Мне шептали: «Зачем ты его берешь, он тебя подсидит». А я не съедобный. Мы все только помогали друг другу и опыта набирались.
Были предложения из других театров, и много, но я всегда отдавал предпочтение родной Маяковке.
«Каждый раз плакал»
Алексею Егорову повезло: он попал в театр в самый расцвет гончаровской эпохи. Спектакли смотрел с галерки, поскольку даже ступеньки заняты были.
– «Медею» в декорациях Вадима Рындина видел восемь раз и часто не мог сдержать слез, поскольку на сцене была Евгения Козырева – удивительно мощная актриса. Я застал «Детей Ванюшина» с Евгением Леоновым, но настоящим взрывом был «Человек из Ламанчи». И какие артисты в нем играли!

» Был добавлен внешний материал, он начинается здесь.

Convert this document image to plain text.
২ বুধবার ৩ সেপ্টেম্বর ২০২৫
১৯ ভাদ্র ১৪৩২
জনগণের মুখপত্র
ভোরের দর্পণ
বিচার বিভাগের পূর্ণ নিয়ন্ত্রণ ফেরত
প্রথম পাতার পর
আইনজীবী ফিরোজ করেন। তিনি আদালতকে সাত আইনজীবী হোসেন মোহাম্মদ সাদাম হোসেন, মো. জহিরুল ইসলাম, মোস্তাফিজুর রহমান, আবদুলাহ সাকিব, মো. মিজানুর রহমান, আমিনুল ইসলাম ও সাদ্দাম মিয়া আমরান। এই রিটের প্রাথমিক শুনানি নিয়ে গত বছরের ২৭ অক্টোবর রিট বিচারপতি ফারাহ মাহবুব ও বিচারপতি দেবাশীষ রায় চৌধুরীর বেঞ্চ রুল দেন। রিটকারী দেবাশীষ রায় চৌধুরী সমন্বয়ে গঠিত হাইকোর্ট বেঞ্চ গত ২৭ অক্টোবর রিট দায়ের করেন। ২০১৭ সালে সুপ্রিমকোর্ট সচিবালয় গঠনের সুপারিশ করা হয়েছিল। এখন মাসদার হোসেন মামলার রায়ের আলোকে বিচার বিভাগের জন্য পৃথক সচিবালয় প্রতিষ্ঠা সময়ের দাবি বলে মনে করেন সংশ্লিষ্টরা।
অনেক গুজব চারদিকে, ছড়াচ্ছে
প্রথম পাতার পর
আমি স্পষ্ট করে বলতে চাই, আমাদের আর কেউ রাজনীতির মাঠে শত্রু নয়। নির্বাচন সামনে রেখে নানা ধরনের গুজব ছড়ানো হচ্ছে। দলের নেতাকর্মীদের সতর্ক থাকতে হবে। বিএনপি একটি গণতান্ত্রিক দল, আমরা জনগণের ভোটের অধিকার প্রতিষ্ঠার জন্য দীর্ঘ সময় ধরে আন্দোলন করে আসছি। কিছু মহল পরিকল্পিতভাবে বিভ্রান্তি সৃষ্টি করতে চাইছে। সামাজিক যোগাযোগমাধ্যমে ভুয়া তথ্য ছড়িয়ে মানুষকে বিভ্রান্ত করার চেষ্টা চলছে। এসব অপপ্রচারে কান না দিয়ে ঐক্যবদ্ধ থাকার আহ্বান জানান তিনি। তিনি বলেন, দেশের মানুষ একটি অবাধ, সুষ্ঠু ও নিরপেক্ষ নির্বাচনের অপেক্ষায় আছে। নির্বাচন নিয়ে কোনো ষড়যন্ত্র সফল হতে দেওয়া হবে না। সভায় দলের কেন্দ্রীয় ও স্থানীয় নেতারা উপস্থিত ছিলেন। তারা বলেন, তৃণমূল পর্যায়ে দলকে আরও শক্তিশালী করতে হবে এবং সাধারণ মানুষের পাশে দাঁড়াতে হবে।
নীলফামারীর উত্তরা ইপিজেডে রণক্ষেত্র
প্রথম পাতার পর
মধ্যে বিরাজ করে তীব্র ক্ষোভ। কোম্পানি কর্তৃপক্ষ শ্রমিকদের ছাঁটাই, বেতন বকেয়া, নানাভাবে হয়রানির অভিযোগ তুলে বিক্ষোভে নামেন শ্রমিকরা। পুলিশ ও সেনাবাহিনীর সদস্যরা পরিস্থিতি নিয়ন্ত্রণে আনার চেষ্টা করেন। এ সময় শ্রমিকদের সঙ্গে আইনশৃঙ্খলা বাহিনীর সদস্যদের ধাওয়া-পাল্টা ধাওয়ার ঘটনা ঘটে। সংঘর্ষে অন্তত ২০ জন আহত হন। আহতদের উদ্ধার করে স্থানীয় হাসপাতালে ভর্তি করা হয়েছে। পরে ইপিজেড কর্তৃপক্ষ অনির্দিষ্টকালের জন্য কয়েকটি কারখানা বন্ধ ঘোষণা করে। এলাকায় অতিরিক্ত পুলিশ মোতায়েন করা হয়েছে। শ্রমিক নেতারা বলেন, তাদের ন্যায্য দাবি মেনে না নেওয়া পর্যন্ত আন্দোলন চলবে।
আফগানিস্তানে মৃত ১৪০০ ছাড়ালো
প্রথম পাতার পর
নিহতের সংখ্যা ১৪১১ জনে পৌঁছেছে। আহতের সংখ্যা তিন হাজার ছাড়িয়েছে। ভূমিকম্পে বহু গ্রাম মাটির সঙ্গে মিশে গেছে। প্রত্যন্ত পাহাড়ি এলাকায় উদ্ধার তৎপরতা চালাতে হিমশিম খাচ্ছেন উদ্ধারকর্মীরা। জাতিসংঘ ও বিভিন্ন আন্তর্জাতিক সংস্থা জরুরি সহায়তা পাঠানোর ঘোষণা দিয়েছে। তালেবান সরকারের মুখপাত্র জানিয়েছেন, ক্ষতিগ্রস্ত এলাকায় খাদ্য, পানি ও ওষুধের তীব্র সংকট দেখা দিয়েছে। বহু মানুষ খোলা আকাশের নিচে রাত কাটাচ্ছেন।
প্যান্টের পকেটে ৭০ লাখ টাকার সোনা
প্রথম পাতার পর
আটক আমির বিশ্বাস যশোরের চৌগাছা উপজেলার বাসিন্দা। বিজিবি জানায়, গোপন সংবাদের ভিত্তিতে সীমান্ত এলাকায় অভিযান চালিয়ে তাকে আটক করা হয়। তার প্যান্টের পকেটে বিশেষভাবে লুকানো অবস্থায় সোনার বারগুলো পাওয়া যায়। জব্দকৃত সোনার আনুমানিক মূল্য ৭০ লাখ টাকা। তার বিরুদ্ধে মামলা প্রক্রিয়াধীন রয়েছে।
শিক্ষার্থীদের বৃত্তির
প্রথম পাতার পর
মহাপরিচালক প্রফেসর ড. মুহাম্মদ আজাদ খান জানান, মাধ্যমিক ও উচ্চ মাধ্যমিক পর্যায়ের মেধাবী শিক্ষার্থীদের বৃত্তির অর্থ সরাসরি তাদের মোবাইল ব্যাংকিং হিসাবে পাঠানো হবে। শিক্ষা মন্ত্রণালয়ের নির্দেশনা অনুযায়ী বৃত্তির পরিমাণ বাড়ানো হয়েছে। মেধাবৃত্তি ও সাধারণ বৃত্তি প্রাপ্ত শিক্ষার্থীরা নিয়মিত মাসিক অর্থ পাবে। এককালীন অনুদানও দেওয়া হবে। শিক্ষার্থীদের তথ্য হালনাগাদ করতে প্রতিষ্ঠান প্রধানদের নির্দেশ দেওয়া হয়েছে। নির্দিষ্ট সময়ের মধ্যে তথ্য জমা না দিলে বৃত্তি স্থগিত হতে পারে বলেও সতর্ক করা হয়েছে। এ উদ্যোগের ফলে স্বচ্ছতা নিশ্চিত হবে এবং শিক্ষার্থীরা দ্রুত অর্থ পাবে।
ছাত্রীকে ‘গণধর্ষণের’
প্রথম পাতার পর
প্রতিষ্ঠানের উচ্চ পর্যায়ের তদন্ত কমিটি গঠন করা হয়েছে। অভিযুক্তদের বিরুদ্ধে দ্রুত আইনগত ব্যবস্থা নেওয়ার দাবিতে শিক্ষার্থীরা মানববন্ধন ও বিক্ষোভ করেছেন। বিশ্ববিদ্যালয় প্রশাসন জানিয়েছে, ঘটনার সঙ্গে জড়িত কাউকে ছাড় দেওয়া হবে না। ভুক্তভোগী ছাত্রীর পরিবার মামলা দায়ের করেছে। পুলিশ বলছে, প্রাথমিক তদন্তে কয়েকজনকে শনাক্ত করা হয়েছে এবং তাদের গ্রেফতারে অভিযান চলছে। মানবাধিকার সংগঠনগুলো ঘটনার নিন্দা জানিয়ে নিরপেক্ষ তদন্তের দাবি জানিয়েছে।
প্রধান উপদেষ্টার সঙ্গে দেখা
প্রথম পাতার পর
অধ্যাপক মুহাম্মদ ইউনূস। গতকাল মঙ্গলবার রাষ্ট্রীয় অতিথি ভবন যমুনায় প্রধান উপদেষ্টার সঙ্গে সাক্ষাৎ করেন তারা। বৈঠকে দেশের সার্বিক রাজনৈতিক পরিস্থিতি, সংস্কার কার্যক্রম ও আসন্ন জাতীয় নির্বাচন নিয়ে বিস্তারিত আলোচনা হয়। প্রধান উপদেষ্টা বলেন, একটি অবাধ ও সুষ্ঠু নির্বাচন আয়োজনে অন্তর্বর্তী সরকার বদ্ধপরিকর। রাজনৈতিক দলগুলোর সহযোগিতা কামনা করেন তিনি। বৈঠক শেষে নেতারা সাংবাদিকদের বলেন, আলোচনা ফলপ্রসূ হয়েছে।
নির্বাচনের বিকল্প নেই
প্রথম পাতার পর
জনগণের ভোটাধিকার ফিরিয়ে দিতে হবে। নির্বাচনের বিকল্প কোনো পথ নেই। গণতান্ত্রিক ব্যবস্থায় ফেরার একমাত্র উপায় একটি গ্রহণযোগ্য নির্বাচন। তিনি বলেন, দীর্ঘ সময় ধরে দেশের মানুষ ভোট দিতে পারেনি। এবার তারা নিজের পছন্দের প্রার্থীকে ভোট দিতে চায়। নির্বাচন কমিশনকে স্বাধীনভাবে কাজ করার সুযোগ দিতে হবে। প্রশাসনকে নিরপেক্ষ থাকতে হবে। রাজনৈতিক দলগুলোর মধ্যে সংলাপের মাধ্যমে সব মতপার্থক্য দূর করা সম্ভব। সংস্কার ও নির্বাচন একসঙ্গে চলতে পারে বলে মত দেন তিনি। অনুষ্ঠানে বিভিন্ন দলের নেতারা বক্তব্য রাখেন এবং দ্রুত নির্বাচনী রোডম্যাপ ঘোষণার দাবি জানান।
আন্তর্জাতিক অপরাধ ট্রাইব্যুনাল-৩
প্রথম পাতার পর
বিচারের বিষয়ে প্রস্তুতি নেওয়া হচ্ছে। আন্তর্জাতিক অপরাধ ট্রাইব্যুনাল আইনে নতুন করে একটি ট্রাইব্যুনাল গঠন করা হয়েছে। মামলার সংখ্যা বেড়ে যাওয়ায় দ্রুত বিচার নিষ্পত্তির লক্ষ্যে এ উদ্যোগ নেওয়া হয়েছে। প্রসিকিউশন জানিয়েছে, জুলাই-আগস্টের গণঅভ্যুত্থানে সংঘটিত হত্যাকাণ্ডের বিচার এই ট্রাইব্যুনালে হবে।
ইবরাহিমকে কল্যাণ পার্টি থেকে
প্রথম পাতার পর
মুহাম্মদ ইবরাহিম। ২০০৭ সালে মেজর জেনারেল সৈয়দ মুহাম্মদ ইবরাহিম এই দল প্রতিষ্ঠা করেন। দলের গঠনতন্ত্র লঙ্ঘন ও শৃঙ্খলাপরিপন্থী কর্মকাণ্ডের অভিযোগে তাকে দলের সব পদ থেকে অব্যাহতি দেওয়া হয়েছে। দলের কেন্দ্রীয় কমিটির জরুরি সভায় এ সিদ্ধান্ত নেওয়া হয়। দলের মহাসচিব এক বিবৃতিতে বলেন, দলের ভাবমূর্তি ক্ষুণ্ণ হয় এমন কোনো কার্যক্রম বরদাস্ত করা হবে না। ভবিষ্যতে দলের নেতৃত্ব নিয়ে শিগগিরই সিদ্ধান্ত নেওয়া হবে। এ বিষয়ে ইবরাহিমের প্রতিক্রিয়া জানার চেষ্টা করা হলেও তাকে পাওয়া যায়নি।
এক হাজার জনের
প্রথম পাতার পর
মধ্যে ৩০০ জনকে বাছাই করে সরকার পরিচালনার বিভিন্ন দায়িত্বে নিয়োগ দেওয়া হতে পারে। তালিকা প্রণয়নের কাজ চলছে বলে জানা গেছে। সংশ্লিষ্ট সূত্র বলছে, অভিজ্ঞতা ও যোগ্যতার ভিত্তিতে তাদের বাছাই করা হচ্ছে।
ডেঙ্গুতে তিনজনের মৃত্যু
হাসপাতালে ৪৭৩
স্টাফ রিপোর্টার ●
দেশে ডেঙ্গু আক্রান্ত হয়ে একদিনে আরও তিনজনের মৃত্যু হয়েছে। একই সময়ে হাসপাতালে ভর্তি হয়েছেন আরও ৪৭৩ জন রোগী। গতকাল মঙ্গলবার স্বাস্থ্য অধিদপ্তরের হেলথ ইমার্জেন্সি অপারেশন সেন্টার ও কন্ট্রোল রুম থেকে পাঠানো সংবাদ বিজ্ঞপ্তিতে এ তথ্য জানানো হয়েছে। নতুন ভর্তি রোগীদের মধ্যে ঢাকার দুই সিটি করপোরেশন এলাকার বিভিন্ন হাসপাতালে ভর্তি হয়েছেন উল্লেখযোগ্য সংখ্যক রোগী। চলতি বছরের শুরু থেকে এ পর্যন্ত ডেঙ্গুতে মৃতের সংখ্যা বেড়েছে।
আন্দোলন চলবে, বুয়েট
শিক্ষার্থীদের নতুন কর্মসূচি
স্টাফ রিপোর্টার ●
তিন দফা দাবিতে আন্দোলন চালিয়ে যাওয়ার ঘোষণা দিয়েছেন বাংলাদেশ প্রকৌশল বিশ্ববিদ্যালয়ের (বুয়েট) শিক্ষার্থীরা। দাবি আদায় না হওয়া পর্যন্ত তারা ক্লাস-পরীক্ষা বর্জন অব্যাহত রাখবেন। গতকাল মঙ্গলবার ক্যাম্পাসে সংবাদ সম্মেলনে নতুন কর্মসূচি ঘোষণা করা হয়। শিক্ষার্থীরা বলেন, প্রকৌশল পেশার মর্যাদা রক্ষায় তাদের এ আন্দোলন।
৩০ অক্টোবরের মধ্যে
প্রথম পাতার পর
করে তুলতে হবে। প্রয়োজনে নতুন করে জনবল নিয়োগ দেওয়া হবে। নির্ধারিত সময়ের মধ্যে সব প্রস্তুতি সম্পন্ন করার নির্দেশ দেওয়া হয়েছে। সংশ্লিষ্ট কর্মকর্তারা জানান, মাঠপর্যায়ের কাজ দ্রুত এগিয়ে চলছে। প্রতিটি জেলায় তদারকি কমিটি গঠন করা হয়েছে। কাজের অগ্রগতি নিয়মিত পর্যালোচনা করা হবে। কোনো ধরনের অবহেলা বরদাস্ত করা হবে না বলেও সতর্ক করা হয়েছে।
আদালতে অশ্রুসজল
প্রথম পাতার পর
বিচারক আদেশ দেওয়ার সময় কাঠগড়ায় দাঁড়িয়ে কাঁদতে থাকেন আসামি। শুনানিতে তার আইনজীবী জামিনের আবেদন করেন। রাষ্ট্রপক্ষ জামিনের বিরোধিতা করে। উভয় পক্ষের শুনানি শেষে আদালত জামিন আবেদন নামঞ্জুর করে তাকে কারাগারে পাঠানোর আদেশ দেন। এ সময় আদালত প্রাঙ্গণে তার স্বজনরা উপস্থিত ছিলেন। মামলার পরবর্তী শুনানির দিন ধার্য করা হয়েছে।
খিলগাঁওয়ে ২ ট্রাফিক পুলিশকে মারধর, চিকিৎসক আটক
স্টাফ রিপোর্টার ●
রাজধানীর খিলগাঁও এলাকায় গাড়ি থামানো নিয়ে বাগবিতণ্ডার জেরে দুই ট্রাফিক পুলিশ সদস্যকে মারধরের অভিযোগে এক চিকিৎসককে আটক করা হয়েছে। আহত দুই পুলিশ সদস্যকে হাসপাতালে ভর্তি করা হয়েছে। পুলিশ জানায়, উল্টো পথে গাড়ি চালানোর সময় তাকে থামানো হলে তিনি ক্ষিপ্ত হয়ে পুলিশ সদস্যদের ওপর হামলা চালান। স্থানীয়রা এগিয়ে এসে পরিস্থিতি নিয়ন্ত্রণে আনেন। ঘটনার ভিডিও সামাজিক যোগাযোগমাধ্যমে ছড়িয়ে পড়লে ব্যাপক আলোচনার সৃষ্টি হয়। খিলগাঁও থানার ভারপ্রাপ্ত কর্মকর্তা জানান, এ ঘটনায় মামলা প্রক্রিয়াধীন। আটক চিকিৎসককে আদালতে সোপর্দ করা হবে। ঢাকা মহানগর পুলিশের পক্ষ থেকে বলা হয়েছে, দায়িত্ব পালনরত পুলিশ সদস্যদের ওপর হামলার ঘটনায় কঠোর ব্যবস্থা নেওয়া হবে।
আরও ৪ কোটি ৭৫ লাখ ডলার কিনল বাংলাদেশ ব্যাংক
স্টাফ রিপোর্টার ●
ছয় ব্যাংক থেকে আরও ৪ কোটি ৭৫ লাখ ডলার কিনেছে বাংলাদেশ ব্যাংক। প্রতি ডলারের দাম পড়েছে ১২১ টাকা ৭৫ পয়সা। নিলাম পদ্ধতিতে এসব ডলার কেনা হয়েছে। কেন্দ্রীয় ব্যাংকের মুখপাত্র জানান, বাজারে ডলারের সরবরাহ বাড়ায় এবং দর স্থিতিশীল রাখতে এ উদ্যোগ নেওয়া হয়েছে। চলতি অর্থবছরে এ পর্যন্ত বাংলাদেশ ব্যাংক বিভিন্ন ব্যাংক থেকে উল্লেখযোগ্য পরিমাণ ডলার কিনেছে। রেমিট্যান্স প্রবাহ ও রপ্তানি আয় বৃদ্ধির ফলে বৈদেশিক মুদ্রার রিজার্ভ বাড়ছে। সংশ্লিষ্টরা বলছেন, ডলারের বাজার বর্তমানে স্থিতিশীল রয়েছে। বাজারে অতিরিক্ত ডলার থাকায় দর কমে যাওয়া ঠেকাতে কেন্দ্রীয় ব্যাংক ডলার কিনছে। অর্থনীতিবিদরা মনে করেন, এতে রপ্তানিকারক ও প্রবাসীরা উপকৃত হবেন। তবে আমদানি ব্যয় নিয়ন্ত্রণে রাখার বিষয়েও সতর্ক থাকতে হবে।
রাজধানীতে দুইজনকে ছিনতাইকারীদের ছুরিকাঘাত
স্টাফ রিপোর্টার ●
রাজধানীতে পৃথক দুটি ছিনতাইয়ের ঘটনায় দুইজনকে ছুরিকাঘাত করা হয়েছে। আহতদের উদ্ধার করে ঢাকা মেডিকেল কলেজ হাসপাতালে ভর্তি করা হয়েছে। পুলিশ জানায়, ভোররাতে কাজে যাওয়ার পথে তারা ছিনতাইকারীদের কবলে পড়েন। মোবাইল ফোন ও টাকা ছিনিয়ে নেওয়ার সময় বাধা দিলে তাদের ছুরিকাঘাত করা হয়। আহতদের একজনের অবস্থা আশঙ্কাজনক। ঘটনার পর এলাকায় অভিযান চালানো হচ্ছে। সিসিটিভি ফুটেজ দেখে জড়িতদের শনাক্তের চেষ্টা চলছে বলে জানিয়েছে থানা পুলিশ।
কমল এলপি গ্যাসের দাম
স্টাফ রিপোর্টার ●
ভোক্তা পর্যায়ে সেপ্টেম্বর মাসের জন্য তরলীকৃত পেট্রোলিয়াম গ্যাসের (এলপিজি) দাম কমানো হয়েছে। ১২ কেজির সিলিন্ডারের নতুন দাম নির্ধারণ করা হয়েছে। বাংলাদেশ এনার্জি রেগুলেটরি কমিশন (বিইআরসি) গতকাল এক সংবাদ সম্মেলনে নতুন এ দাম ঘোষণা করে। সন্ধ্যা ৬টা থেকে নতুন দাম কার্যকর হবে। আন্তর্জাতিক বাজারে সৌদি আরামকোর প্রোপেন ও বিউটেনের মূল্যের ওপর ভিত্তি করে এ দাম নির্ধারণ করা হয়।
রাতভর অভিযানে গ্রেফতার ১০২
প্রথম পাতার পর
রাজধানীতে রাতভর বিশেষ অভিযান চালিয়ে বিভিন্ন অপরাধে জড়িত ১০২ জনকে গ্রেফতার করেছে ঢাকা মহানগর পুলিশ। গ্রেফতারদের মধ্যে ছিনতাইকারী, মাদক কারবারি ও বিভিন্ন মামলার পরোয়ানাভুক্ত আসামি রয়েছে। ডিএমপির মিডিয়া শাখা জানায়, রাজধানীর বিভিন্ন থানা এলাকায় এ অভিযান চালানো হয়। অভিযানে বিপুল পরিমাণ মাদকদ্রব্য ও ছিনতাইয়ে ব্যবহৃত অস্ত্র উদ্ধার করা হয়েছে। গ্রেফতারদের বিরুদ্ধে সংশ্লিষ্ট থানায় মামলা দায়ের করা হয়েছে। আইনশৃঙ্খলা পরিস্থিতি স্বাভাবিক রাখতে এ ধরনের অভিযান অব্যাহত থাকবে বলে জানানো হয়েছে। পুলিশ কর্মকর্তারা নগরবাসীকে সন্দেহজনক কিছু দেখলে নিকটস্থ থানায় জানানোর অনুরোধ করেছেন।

Ромашин, Лазарев, Доронина, Немоляева. А еще в те годы у нас работал Армен Джигарханян, с которым я легко подружился на почве азартных игр. Правда, в нарды я всегда его обыгрывал.
Удивительная жизнь: Джигарханян давно ушел из нашего театра, а я до сих пор в курилке продолжаю его традицию – в нарды играть.
Но нарды ерунда по сравнению с традицией, заложенной Андреем Гончаровым. Это был умный, прозорливый режиссер, хотя и диктатор. Многие говорили, что не дай Бог попасться ему под горячую руку – тут же потеряешь работу. Но я его не боялся, поскольку мне казалось, что Гончаров видит людей и жесткие меры применяет только к бездельникам.
И все равно, сколько лет вместе работали, я, как и все, деревенел, едва слышал обезоруживающие крики Андрея Александровича. У него была манера – он требовал, не объясняя, что именно требует. Например, кричал на репетиции: «Дайте сюда!» Все пугались: «Что дать – стул?
Кровать? Декорацию?» – «Нет! Луч, луч света дайте».
Репетиции никогда не заканчивались в три, как положено по графику. На часах пять, надо готовить сцену к вечернему спектаклю, а Гончаров не отпускает актеров. Каждый раз надо было поймать момент, когда можно встрять между его замечаниями, чтобы напомнить о времени.
Но Гончаров умер, и наступили иные времена. Я раздражаюсь, когда на репетициях молодая артистка, снявшаяся в трех сериалах, начинает требовать: «Держите на мне свет». Хочется подойти и сказать: «В этом театре такие капризы недопустимы».
У Алексея Алексеевича уже в который раз звонит телефон, он снимает, наконец, трубку: зовут на совещание. В этом сезоне театр планирует выпустить много спектаклей плюс осуществит переносы из филиала на Сретенке, но принимать макеты, эскизы и оформлять заявки будет Алексей Егоров.
От редакции: на момент подписания номера в печать Миндаугас Карбаускис заявил, что подает в отставку. О развитии событий редакция сообщит в следующем номере.